ERI Submits Brief to Inter-American Court to Support Mexican Environmentalists

In 1998, the Mexican environmentalists Rodolfo Montiel and Teodoro Cabrera founded the Organization of Farmer Ecologists of the Sierra of Petatlán and Coyuca of Catalán (OCESP), an organization that fought against devastating logging by Boise Cascade and other corporations in the state of Guerrero.  In 1999, Montiel and Cabrera were detained by the Mexican army, tortured, and convicted on false charges based on coerced confessions; they were ultimately released in 2001.

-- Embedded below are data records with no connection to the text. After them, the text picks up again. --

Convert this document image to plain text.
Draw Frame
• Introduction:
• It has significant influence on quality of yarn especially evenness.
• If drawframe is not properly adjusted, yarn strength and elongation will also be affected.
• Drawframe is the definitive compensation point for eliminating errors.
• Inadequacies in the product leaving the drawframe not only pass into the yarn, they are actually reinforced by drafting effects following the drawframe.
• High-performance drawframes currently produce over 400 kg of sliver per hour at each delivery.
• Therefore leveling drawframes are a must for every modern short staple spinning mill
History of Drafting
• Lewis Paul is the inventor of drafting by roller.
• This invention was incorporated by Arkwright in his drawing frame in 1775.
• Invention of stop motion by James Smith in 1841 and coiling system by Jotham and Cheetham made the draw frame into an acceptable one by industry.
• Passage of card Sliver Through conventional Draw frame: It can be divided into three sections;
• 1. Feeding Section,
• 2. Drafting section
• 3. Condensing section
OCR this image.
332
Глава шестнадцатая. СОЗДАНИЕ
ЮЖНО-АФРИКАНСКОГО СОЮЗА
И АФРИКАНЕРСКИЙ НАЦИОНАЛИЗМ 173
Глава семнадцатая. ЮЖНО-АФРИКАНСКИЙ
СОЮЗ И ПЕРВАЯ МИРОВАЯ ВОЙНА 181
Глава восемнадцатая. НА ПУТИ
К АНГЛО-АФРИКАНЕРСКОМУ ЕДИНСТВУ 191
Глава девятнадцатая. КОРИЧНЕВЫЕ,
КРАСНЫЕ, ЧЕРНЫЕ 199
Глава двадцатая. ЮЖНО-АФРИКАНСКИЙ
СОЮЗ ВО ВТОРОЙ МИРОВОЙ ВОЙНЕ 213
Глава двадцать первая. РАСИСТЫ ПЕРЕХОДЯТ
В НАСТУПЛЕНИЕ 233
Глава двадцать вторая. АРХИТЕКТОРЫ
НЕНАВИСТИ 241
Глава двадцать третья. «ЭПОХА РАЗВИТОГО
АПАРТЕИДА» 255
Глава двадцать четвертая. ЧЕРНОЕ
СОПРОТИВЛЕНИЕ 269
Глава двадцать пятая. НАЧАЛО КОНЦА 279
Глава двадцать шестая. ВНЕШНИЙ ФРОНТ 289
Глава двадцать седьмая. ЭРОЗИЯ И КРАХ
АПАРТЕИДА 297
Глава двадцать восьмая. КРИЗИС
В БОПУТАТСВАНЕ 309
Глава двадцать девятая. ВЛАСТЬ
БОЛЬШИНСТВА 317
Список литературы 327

On September 10, EarthRights International (ERI) submitted an amicus brief to the Inter-American Court of Human Rights in San Jose, Costa Rica, in support of Montiel and Cabrera's case against Mexico.  ERI's brief argues that abuses against environmentalists are common where multinational corporations are engaged in natural resource extraction, and that the Mexican state should take measures to insure that abuses do not occur in similar situations in the future.

Additionally, ERI's brief argues that Montiel and Cabrera's advocacy around timber extraction in their communities was an exercise of their right to participation in government under the American Convention on Human Rights, and that the American Convention also protects the right to participation in decisions regarding resource development.  Another organization, the Environmental Defender Law Center, also submitted an amicus brief focused on the rights of environmental defenders and abuses against environmentalists.

ERI previously helped to submit an amicus brief in the same case when it was heard before the Inter-American Commission on Human Rights, the first step before a case can proceed to the Inter-American Court.  In 2002, ERI assisted the Center for Human Rights and Environment and the Center for International Environmental Law in submitting an amicus brief that argued that environmental defenders should be given the same legal protections as human rights defenders under international law.